Published 8 September 2021
Though miso has increased in popularity over the last few years, it remains a bit of a kitchen enigma. Maybe you’ve seen it on the menu at a Japanese restaurant in the form of a cloudy, salty soup or found it in the recipe list of a vegan pasta recipe. Maybe you innocently bought a bag of it for said recipe but never really knew what to do with the rest of it, so it sat languishing in the back of your fridge.
I had a housemate once who routinely asked me: “What do I do with this miso stuff again?” If you’re anything like that housemate, I’m here to tell you that miso is the flavour bomb ingredient missing from your vegan cooking.
Miso is a fermented soybean paste packed with probiotics. It’s made with a mixture of soybeans and kōji. Kōji, or Aspergillus oryzae, is a kind of mould that’s sprinkled on rice, barley, or soybeans, and left to ferment. The resulting fermented product is also called kōji — just to confuse everyone. The different kinds of kōji (rice, barley, soybean, or other grains) produce different kinds of miso.
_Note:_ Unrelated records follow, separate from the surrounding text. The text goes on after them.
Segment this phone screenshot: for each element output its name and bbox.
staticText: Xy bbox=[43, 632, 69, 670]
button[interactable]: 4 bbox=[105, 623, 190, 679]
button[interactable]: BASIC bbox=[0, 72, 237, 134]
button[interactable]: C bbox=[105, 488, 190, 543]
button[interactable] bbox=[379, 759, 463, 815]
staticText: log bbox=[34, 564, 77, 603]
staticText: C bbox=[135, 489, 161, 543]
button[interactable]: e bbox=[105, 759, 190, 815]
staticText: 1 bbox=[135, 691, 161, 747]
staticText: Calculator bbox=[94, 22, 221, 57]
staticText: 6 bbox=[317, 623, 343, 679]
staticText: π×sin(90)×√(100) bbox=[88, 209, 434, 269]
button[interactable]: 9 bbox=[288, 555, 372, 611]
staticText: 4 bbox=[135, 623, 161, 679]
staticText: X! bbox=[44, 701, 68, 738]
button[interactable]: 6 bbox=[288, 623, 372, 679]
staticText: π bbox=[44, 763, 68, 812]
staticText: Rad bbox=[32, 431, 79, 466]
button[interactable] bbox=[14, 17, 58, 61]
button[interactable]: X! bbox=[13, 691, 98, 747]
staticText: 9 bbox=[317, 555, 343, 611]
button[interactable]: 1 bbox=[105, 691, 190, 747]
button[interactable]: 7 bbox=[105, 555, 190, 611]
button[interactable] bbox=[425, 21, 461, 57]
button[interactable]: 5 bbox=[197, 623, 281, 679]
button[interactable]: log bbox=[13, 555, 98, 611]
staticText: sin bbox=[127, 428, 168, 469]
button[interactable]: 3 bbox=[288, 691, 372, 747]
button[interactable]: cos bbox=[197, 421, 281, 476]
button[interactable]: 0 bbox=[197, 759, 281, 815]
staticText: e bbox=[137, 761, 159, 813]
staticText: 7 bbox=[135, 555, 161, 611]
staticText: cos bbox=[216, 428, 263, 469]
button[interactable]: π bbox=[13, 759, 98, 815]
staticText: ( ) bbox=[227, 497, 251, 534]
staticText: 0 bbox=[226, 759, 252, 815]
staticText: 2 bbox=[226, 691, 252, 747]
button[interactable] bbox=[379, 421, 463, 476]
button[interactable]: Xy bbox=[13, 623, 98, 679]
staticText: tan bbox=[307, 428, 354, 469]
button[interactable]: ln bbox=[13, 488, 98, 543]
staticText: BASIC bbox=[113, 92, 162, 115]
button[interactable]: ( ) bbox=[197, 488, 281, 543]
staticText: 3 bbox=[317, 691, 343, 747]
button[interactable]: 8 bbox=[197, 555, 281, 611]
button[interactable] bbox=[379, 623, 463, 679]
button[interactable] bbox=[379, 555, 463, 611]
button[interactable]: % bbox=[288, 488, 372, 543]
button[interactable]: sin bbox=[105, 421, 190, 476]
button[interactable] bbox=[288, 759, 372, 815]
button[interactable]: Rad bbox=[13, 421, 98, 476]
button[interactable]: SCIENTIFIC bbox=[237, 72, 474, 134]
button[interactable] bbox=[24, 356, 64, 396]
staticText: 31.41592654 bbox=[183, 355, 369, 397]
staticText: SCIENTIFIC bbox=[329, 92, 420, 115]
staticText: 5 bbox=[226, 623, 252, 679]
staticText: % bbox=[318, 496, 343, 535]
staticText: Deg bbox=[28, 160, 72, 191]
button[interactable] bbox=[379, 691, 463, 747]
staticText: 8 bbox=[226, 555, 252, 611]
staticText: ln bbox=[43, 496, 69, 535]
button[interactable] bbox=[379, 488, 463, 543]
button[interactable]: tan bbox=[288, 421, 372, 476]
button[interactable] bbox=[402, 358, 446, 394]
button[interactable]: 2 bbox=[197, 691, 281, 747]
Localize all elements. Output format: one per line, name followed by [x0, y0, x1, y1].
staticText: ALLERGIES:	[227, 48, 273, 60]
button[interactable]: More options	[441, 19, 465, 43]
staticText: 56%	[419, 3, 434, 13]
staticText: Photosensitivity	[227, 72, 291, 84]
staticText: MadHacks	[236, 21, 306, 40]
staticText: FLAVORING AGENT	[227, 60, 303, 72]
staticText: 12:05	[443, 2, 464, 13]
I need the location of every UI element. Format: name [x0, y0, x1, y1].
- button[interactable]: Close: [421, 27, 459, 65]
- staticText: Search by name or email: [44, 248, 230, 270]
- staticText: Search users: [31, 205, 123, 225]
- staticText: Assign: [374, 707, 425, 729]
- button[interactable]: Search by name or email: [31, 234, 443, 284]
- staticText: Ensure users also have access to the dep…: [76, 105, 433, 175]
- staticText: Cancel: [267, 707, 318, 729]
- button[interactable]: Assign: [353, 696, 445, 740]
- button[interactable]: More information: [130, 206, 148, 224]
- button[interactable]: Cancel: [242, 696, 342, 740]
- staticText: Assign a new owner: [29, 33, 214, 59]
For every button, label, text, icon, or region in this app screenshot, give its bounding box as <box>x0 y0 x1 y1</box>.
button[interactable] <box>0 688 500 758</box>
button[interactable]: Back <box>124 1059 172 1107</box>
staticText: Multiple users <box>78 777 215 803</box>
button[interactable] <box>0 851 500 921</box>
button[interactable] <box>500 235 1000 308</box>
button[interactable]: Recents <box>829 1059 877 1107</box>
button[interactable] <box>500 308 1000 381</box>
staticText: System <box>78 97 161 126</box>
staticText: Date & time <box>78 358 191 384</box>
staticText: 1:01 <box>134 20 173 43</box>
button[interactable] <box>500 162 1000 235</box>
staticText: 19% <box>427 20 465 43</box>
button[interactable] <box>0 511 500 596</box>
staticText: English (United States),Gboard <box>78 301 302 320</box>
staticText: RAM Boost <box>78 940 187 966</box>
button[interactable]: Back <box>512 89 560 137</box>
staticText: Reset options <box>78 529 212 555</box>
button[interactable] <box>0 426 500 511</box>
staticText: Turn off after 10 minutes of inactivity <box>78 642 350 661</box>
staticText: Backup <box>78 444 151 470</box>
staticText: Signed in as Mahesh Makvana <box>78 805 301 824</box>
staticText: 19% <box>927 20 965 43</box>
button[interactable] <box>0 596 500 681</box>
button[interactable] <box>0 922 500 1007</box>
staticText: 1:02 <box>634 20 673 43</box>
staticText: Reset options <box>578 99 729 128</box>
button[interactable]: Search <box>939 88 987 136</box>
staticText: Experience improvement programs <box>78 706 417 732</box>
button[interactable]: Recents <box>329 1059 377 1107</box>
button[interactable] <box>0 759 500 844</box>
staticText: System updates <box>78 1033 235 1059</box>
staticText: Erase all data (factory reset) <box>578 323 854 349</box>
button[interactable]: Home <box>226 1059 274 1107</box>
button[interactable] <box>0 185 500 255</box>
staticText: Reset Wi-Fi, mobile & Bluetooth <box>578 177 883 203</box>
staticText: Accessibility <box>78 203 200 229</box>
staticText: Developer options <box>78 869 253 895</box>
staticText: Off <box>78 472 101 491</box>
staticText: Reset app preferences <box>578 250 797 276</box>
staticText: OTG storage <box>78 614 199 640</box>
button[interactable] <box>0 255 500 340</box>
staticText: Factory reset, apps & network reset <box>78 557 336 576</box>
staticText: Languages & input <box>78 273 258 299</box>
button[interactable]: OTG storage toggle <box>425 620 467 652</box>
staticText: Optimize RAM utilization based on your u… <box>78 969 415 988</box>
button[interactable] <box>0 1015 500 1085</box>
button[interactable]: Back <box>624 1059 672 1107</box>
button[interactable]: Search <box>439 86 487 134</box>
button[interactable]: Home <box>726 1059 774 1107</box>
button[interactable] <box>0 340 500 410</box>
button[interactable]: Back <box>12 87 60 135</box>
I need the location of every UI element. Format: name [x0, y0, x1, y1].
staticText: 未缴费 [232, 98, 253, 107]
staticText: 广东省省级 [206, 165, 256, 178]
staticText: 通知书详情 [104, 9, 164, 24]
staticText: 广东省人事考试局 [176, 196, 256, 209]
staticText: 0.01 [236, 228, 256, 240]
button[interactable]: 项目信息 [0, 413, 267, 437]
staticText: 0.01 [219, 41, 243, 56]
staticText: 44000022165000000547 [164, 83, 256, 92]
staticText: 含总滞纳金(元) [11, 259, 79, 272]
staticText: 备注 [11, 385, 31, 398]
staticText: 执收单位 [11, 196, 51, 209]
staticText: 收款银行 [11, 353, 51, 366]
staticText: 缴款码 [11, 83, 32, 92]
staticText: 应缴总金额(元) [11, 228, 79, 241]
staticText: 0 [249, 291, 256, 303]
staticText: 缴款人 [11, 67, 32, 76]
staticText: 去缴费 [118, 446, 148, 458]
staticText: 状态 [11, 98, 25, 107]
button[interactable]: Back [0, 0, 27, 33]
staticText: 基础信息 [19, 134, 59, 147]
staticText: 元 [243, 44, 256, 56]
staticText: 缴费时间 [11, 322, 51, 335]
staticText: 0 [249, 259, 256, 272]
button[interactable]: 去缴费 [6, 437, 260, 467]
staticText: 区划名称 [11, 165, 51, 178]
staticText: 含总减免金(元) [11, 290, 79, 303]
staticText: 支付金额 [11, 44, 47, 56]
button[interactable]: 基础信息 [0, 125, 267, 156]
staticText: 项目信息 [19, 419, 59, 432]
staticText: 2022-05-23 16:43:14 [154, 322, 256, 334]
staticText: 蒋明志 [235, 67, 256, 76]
Red miso is often made with barley or wheat kōji and has a long fermentation process to produce a funky, dark paste. It’s intense. It’s used in miso soup and other Japanese recipes where miso is the key flavour. Yellow miso falls somewhere in the middle of the miso-intensity scale. It’s also made from barley and soybeans. but isn’t fermented for as long as the red variety.
White miso, also known as shiro miso, is made with rice kōji and is fermented for a shorter time than the others. It’s milder and sweeter than its miso siblings, making it more versatile and perfect for miso-beginners.
It’s the kind I keep in my fridge and use most often — I go through at least a packet a fortnight. It doesn’t overwhelm other flavours, and the taste isn’t obvious in the final dish. Think of it as a natural flavour enhancer.
When I first removed animal products from my diet, I craved some of the meaty meals I used to eat. I eventually realised that I wasn’t missing the animal products themselves — I was just missing the flavour of those foods. I was missing umami.
Umami, or the fifth taste, has been talked about a lot in the food world over the past few years. The flavour can be described as savouriness. Think parmesan, seared steak, tomatoes, mushrooms, soy sauce, or nutritional yeast. It’s a deep, rich flavour that our taste buds crave, and it can be lacking in vegan cooking.
Miso just so happens to be bursting with umami flavour. It’s also salty, tangy, and slightly sweet. It packs a punch, and a little goes a long way.
Often, I’ll only use about a tablespoon of white miso in a recipe to enhance the flavour of the dish, but if I want to really taste the miso, I’ll slowly add more until it tastes just the way I want. Play around with it in different recipes and experiment.
The most obvious use for miso in cooking is to enhance the savouriness of “meaty” dishes. Add a spoonful to a simmering lentil bolognese, or baste portobello mushrooms in a buttery miso sauce while roasting or pan-frying them. Mix some into your vegan shepherd’s pie “mince”, or add to a marinade to make vegan tofu bacon.
Wherever there’s meaty flavour, miso will only make it more delicious.
It also makes a startlingly good replacement for the cheesy flavour in recipes — its flavour profile is quite similar to parmesan; it has the saltiness, the fermented tang, and the umami.
Blitz it with cashews and nutritional yeast to create your own vegan parmesan, or add a decent spoonful when veganising pasta dishes like mac and cheese or carbonara.
Making vegan nacho cheese sauce or anything remotely cheesy? Make sure to add white miso to the mix for extra oomph.
Don’t forget to give your vegetables a little miso love. It’s brilliant brushed onto any kind of vegetable before baking, like the classic Japanese eggplant dish, nasu dengaku.
Sweet potatoes and pumpkin are moreish when coated with miso and baked until golden. The salty-savoury miso contrasts with the sweetness of the vegetables and makes for an attention-stealing side dish or a welcome addition to a big, leafy salad.
Speaking of salad, a teaspoon of miso in a dressing makes everything pop — I’ll eat crisp wedges of iceberg with a miso dressing over fries any day (unless the fries are dipped in a vegan miso aioli, obviously).
It might sound odd, but like salted caramel or the added pinch of salt in your baked goods, the saltiness of miso balances out the intense sweetness of sugar in desserts. It also adds a cultured butter-like flavour that I miss when using vegan butter substitutes in my baking.
A tablespoon of white miso in your brownie batter, chocolate chip cookie dough, or batch of caramel sauce will make a world of difference to the finished dessert. A simple brownie tastes somehow refined and complex with miso added.
Miso adds a depth to vegan cooking that can be hard to describe, but in simple terms: it just makes everything taste better.